Thursday 25 Apr 2024
By
main news image

KUALA LUMPUR (March 13): The risk to Malaysia's sovereign rating is limited in the medium term, Malaysian Rating Corporation Berhad (MARC) said today.

In an analysis of Bank Negara’s Annual Report 2014, MARC chief economist Nor Zahidi Alias said this was because the government’s dependance on external financing was minimal and the government had no history of default.

According to Bank Negara 2014 annual report, total outstanding domestic and external borrowings by non-financial businesses continued to grow in 2014 at 6.8% compared to an increase of 10.4% in 2013.

Nor Zahidi said Bank Negara’s stress tests had shown that the solvency of the firms tested remained intact even after discounting the effect of higher asset valuation arising from a weaker ringgit.

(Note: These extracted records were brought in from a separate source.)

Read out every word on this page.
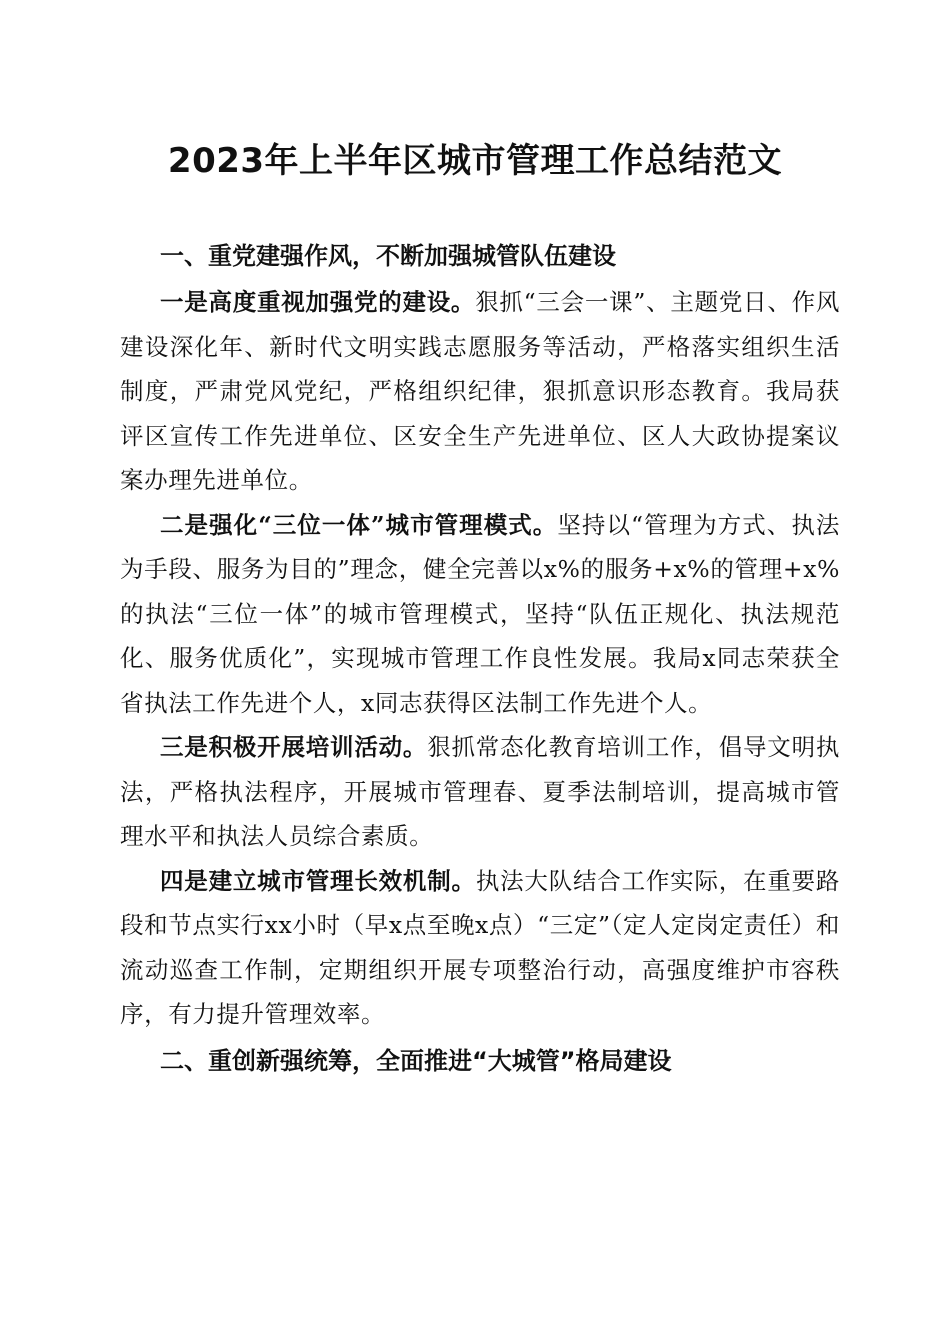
2023年上半年区城市管理工作总结范文
一、重党建强作风，不断加强城管队伍建设

一是高度重视加强党的建设。狠抓“三会一课”、主题党日、作风建设深化年、新时代文明实践志愿服务等活动，严格落实组织生活制度，严肃党风党纪，严格组织纪律，狠抓意识形态教育。我局获评区宣传工作先进单位、区安全生产先进单位、区人大政协提案议案办理先进单位。

二是强化“三位一体”城市管理模式。坚持以“管理为方式、执法为手段、服务为目的”理念，健全完善以x%的服务+x%的管理+x%的执法“三位一体”的城市管理模式，坚持“队伍正规化、执法规范化、服务优质化”，实现城市管理工作良性发展。我局x同志荣获全省执法工作先进个人，x同志获得区法制工作先进个人。

三是积极开展培训活动。狠抓常态化教育培训工作，倡导文明执法，严格执法程序，开展城市管理春、夏季法制培训，提高城市管理水平和执法人员综合素质。

四是建立城市管理长效机制。执法大队结合工作实际，在重要路段和节点实行xx小时（早x点至晚x点）“三定”（定人定岗定责任）和流动巡查工作制，定期组织开展专项整治行动，高强度维护市容秩序，有力提升管理效率。

二、重创新强统筹，全面推进“大城管”格局建设
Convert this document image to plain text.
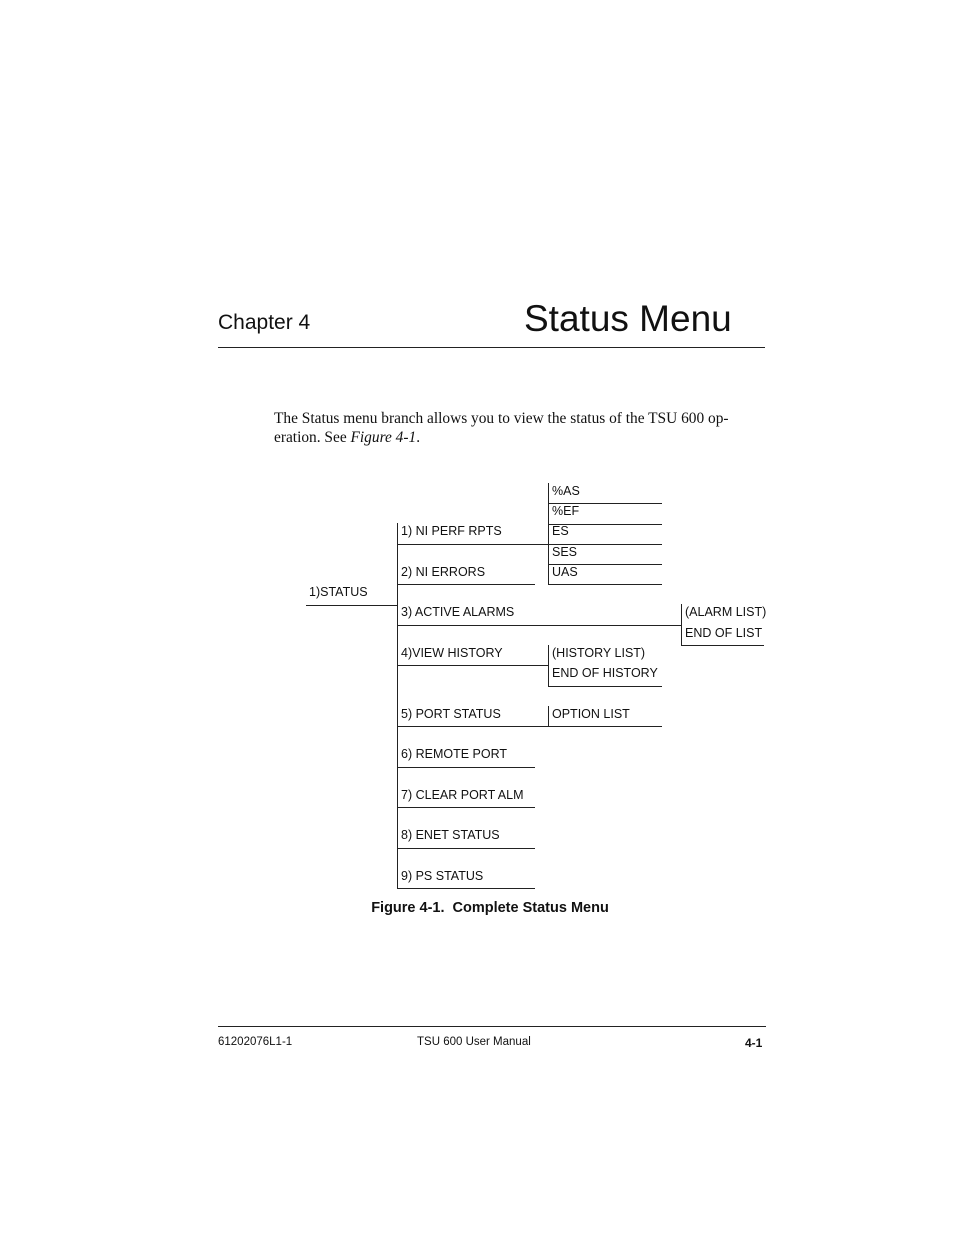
Chapter 4	Status Menu
The Status menu branch allows you to view the status of the TSU 600 op-eration. See Figure 4-1.
1)STATUS
1) NI PERF RPTS
2) NI ERRORS
3) ACTIVE ALARMS
4)VIEW HISTORY
5) PORT STATUS
6) REMOTE PORT
7) CLEAR PORT ALM
8) ENET STATUS
9) PS STATUS
%AS
%EF
ES
SES
UAS
(ALARM LIST)
END OF LIST
(HISTORY LIST)
END OF HISTORY
OPTION LIST
Figure 4-1. Complete Status Menu
61202076L1-1	TSU 600 User Manual	4-1
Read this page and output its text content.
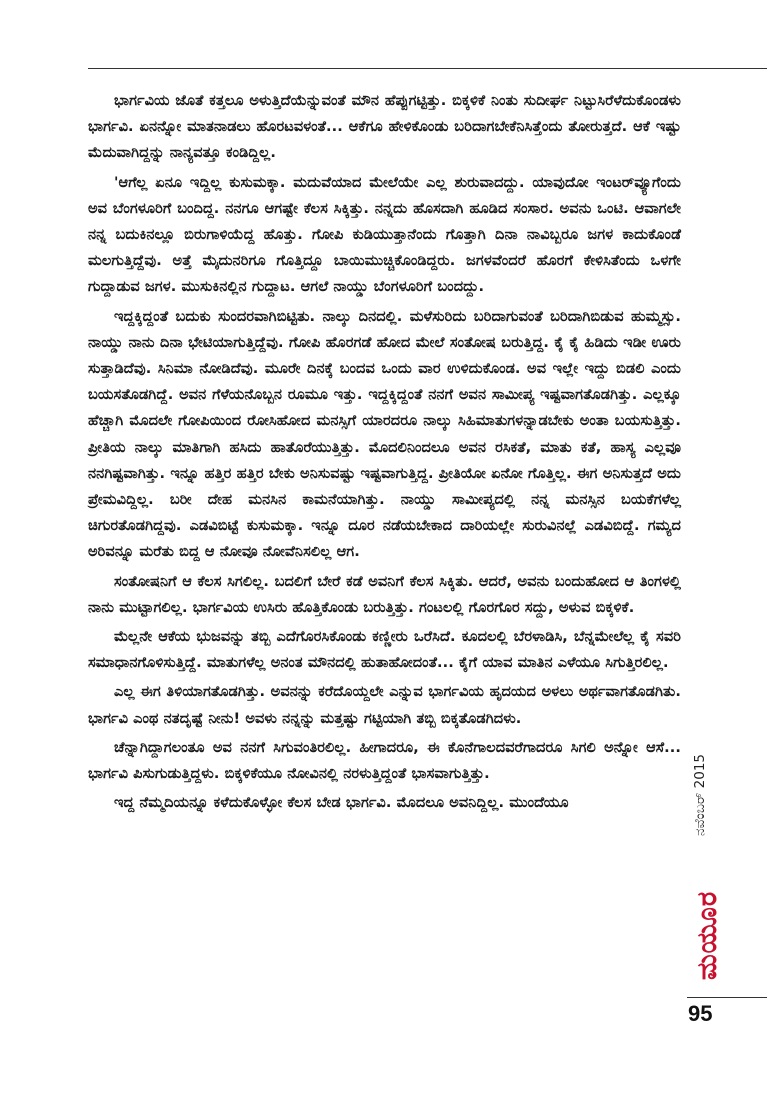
ಭಾರ್ಗವಿಯ ಜೊತೆ ಕತ್ತಲೂ ಅಳುತ್ತಿದೆಯೆನ್ನುವಂತೆ ಮೌನ ಹೆಪ್ಪುಗಟ್ಟಿತ್ತು. ಬಿಕ್ಕಳಿಕೆ ನಿಂತು ಸುದೀರ್ಘ ನಿಟ್ಟುಸಿರೆಳೆದುಕೊಂಡಳು ಭಾರ್ಗವಿ. ಏನನ್ನೋ ಮಾತನಾಡಲು ಹೊರಟವಳಂತೆ... ಆಕೆಗೂ ಹೇಳಿಕೊಂಡು ಬರಿದಾಗಬೇಕೆನಿಸಿತ್ತೆಂದು ತೋರುತ್ತದೆ. ಆಕೆ ಇಷ್ಟು ಮೆದುವಾಗಿದ್ದನ್ನು ನಾನ್ಯವತ್ತೂ ಕಂಡಿದ್ದಿಲ್ಲ.

'ಆಗೆಲ್ಲ ಏನೂ ಇದ್ದಿಲ್ಲ ಕುಸುಮಕ್ಕಾ. ಮದುವೆಯಾದ ಮೇಲೆಯೇ ಎಲ್ಲ ಶುರುವಾದದ್ದು. ಯಾವುದೋ ಇಂಟರ್‌ವ್ಯೂಗೆಂದು ಅವ ಬೆಂಗಳೂರಿಗೆ ಬಂದಿದ್ದ. ನನಗೂ ಆಗಷ್ಟೇ ಕೆಲಸ ಸಿಕ್ಕಿತ್ತು. ನನ್ನದು ಹೊಸದಾಗಿ ಹೂಡಿದ ಸಂಸಾರ. ಅವನು ಒಂಟಿ. ಆವಾಗಲೇ ನನ್ನ ಬದುಕಿನಲ್ಲೂ ಬಿರುಗಾಳಿಯೆದ್ದ ಹೊತ್ತು. ಗೋಪಿ ಕುಡಿಯುತ್ತಾನೆಂದು ಗೊತ್ತಾಗಿ ದಿನಾ ನಾವಿಬ್ಬರೂ ಜಗಳ ಕಾದುಕೊಂಡೆ ಮಲಗುತ್ತಿದ್ದೆವು. ಅತ್ತೆ ಮೈದುನರಿಗೂ ಗೊತ್ತಿದ್ದೂ ಬಾಯಿಮುಚ್ಚಿಕೊಂಡಿದ್ದರು. ಜಗಳವೆಂದರೆ ಹೊರಗೆ ಕೇಳಿಸಿತೆಂದು ಒಳಗೇ ಗುದ್ದಾಡುವ ಜಗಳ. ಮುಸುಕಿನಲ್ಲಿನ ಗುದ್ದಾಟ. ಆಗಲೆ ನಾಯ್ಡು ಬೆಂಗಳೂರಿಗೆ ಬಂದದ್ದು.

ಇದ್ದಕ್ಕಿದ್ದಂತೆ ಬದುಕು ಸುಂದರವಾಗಿಬಿಟ್ಟಿತು. ನಾಲ್ಕು ದಿನದಲ್ಲಿ. ಮಳೆಸುರಿದು ಬರಿದಾಗುವಂತೆ ಬರಿದಾಗಿಬಿಡುವ ಹುಮ್ಮಸ್ಸು. ನಾಯ್ಡು ನಾನು ದಿನಾ ಭೇಟಿಯಾಗುತ್ತಿದ್ದೆವು. ಗೋಪಿ ಹೊರಗಡೆ ಹೋದ ಮೇಲೆ ಸಂತೋಷ ಬರುತ್ತಿದ್ದ. ಕೈ ಕೈ ಹಿಡಿದು ಇಡೀ ಊರು ಸುತ್ತಾಡಿದೆವು. ಸಿನಿಮಾ ನೋಡಿದೆವು. ಮೂರೇ ದಿನಕ್ಕೆ ಬಂದವ ಒಂದು ವಾರ ಉಳಿದುಕೊಂಡ. ಅವ ಇಲ್ಲೇ ಇದ್ದು ಬಿಡಲಿ ಎಂದು ಬಯಸತೊಡಗಿದ್ದೆ. ಅವನ ಗೆಳೆಯನೊಬ್ಬನ ರೂಮೂ ಇತ್ತು. ಇದ್ದಕ್ಕಿದ್ದಂತೆ ನನಗೆ ಅವನ ಸಾಮೀಪ್ಯ ಇಷ್ಟವಾಗತೊಡಗಿತ್ತು. ಎಲ್ಲಕ್ಕೂ ಹೆಚ್ಚಾಗಿ ಮೊದಲೇ ಗೋಪಿಯಿಂದ ರೋಸಿಹೋದ ಮನಸ್ಸಿಗೆ ಯಾರದರೂ ನಾಲ್ಕು ಸಿಹಿಮಾತುಗಳನ್ನಾಡಬೇಕು ಅಂತಾ ಬಯಸುತ್ತಿತ್ತು. ಪ್ರೀತಿಯ ನಾಲ್ಕು ಮಾತಿಗಾಗಿ ಹಸಿದು ಹಾತೊರೆಯುತ್ತಿತ್ತು. ಮೊದಲಿನಿಂದಲೂ ಅವನ ರಸಿಕತೆ, ಮಾತು ಕತೆ, ಹಾಸ್ಯ ಎಲ್ಲವೂ ನನಗಿಷ್ಟವಾಗಿತ್ತು. ಇನ್ನೂ ಹತ್ತಿರ ಹತ್ತಿರ ಬೇಕು ಅನಿಸುವಷ್ಟು ಇಷ್ಟವಾಗುತ್ತಿದ್ದ. ಪ್ರೀತಿಯೋ ಏನೋ ಗೊತ್ತಿಲ್ಲ. ಈಗ ಅನಿಸುತ್ತದೆ ಅದು ಪ್ರೇಮವಿದ್ದಿಲ್ಲ. ಬರೀ ದೇಹ ಮನಸಿನ ಕಾಮನೆಯಾಗಿತ್ತು. ನಾಯ್ಡು ಸಾಮೀಪ್ಯದಲ್ಲಿ ನನ್ನ ಮನಸ್ಸಿನ ಬಯಕೆಗಳೆಲ್ಲ ಚಿಗುರತೊಡಗಿದ್ದವು. ಎಡವಿಬಿಟ್ಟೆ ಕುಸುಮಕ್ಕಾ. ಇನ್ನೂ ದೂರ ನಡೆಯಬೇಕಾದ ದಾರಿಯಲ್ಲೇ ಸುರುವಿನಲ್ಲೆ ಎಡವಿಬಿದ್ದೆ. ಗಮ್ಯದ ಅರಿವನ್ನೂ ಮರೆತು ಬಿದ್ದ ಆ ನೋವೂ ನೋವೆನಿಸಲಿಲ್ಲ ಆಗ.

ಸಂತೋಷನಿಗೆ ಆ ಕೆಲಸ ಸಿಗಲಿಲ್ಲ. ಬದಲಿಗೆ ಬೇರೆ ಕಡೆ ಅವನಿಗೆ ಕೆಲಸ ಸಿಕ್ಕಿತು. ಆದರೆ, ಅವನು ಬಂದುಹೋದ ಆ ತಿಂಗಳಲ್ಲಿ ನಾನು ಮುಟ್ಟಾಗಲಿಲ್ಲ. ಭಾರ್ಗವಿಯ ಉಸಿರು ಹೊತ್ತಿಕೊಂಡು ಬರುತ್ತಿತ್ತು. ಗಂಟಲಲ್ಲಿ ಗೊರಗೊರ ಸದ್ದು, ಅಳುವ ಬಿಕ್ಕಳಿಕೆ.

ಮೆಲ್ಲನೇ ಆಕೆಯ ಭುಜವನ್ನು ತಬ್ಬಿ ಎದೆಗೊರಸಿಕೊಂಡು ಕಣ್ಣೀರು ಒರೆಸಿದೆ. ಕೂದಲಲ್ಲಿ ಬೆರಳಾಡಿಸಿ, ಬೆನ್ನಮೇಲೆಲ್ಲ ಕೈ ಸವರಿ ಸಮಾಧಾನಗೊಳಿಸುತ್ತಿದ್ದೆ. ಮಾತುಗಳೆಲ್ಲ ಅನಂತ ಮೌನದಲ್ಲಿ ಹುತಾಹೋದಂತೆ... ಕೈಗೆ ಯಾವ ಮಾತಿನ ಎಳೆಯೂ ಸಿಗುತ್ತಿರಲಿಲ್ಲ.

ಎಲ್ಲ ಈಗ ತಿಳಿಯಾಗತೊಡಗಿತ್ತು. ಅವನನ್ನು ಕರೆದೊಯ್ದಲೇ ಎನ್ನುವ ಭಾರ್ಗವಿಯ ಹೃದಯದ ಅಳಲು ಅರ್ಥವಾಗತೊಡಗಿತು. ಭಾರ್ಗವಿ ಎಂಥ ನತದೃಷ್ಟೆ ನೀನು! ಅವಳು ನನ್ನನ್ನು ಮತ್ತಷ್ಟು ಗಟ್ಟಿಯಾಗಿ ತಬ್ಬಿ ಬಿಕ್ಕತೊಡಗಿದಳು.

ಚೆನ್ನಾಗಿದ್ದಾಗಲಂತೂ ಅವ ನನಗೆ ಸಿಗುವಂತಿರಲಿಲ್ಲ. ಹೀಗಾದರೂ, ಈ ಕೊನೆಗಾಲದವರೆಗಾದರೂ ಸಿಗಲಿ ಅನ್ನೋ ಆಸೆ... ಭಾರ್ಗವಿ ಪಿಸುಗುಡುತ್ತಿದ್ದಳು. ಬಿಕ್ಕಳಿಕೆಯೂ ನೋವಿನಲ್ಲಿ ನರಳುತ್ತಿದ್ದಂತೆ ಭಾಸವಾಗುತ್ತಿತ್ತು.

ಇದ್ದ ನೆಮ್ಮದಿಯನ್ನೂ ಕಳೆದುಕೊಳ್ಳೋ ಕೆಲಸ ಬೇಡ ಭಾರ್ಗವಿ. ಮೊದಲೂ ಅವನಿದ್ದಿಲ್ಲ. ಮುಂದೆಯೂ	ನವೆಂಬರ್ 2015
ಮಯೂರ
95
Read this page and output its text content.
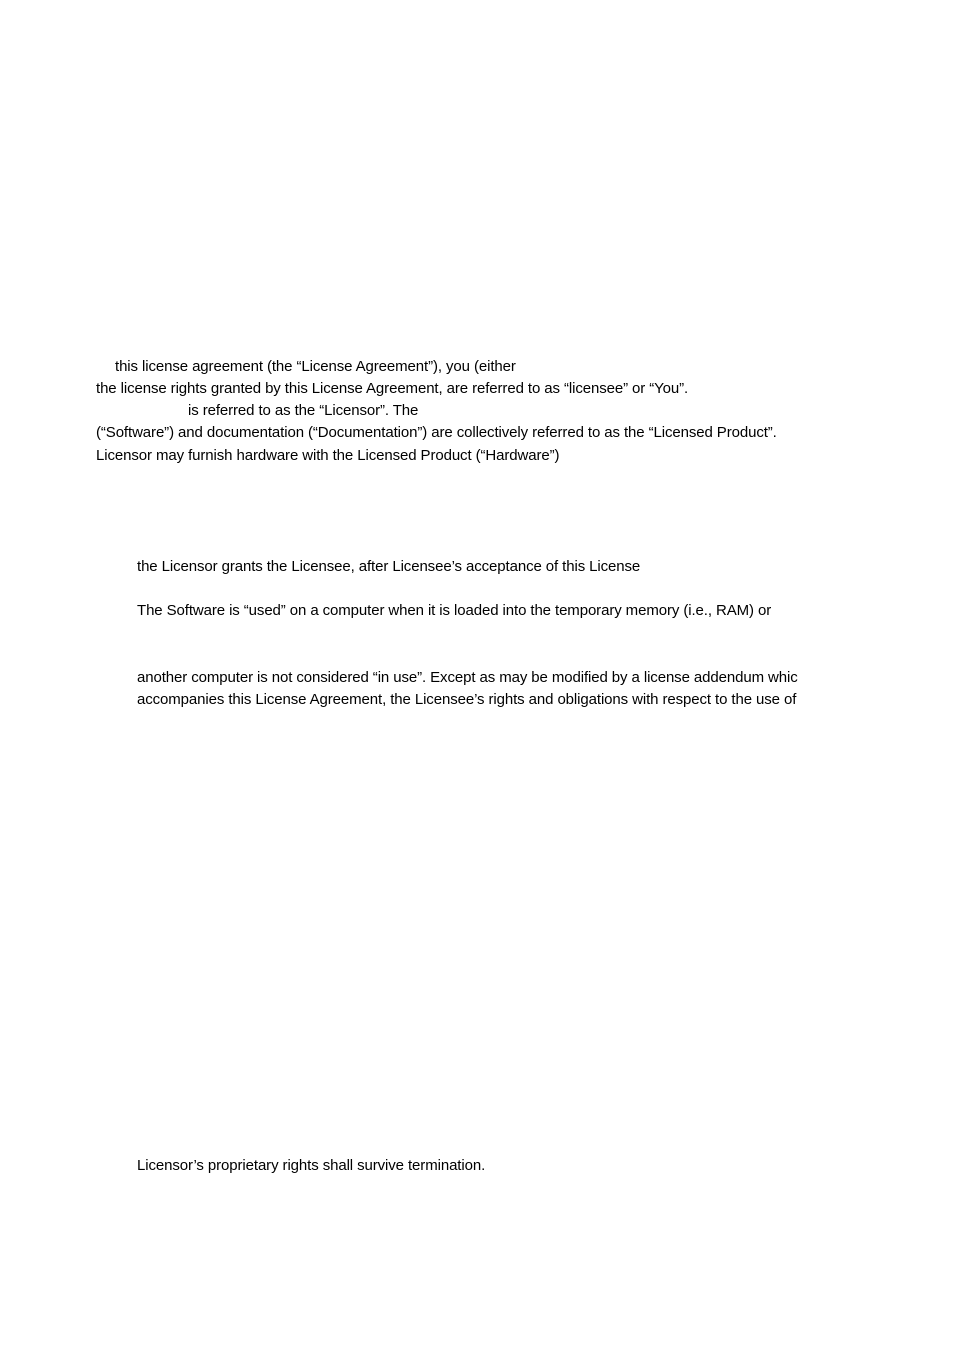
this license agreement (the “License Agreement”), you (either
the license rights granted by this License Agreement, are referred to as “licensee” or “You”.
is referred to as the “Licensor”. The
(“Software”) and documentation (“Documentation”) are collectively referred to as the “Licensed Product”.
Licensor may furnish hardware with the Licensed Product (“Hardware”)
the Licensor grants the Licensee, after Licensee’s acceptance of this License
The Software is “used” on a computer when it is loaded into the temporary memory (i.e., RAM) or
another computer is not considered “in use”. Except as may be modified by a license addendum whic
accompanies this License Agreement, the Licensee’s rights and obligations with respect to the use of
Licensor’s proprietary rights shall survive termination.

“This suggests that most Malaysian firms have adequate revenue generating assets to cover potentially high foreign currency liabilities,” he said.

“Separately, we concur with Bank Negara’ findings that the overall leverage (based on debt-to-equity ratio) of the Malaysian business sector remains intact and stood below the level observed prior to the Global Financial Crisis,” he added.

Nor Zahidi said Marc's calculations (based on the median, average and total debt weighted debt-to-earnings before interest and tax) also suggested that a large proportion of corporate debt was concentrated in a few big and highly leveraged corporations.

He said the overall economic landscape was still supported by a healthy banking sector with capital ratios surpassing the levels of Basel III.

He noted that overall loan growth remained resilient in 2014, spearheaded by lending for residential properties with values remaining relatively high although homes' prices had softened to 4.6% in the third quarter of 2014.

“Macro-prudential measures by BNM continued to dent consumer demand for credit cards, passenger cars and personal loans in 2014 (1.2%, 2.3% and 3.9% respectively) but have not impacted the demand for residential property loans significantly (2014: 13.3%),” he said.

He said MARC’s concern remained on the effectiveness of the measures meant to induce further deleveraging in the household sector.

“Notwithstanding this, the probability of systemic risk is contained by a resilient banking system and greater supervision through the adoption of Basel III requirements,” he said.

However, MARC views with concern that the bulk of household debt (50.5%) belonged to households with income of RM5,000 and below per month, who likely have minimal savings.

Still, it has become the norm for countries with relatively young demographics to have considerably higher household debt (Singapore: 76.3% of GDP, Thailand: 83.5% of GDP), he said.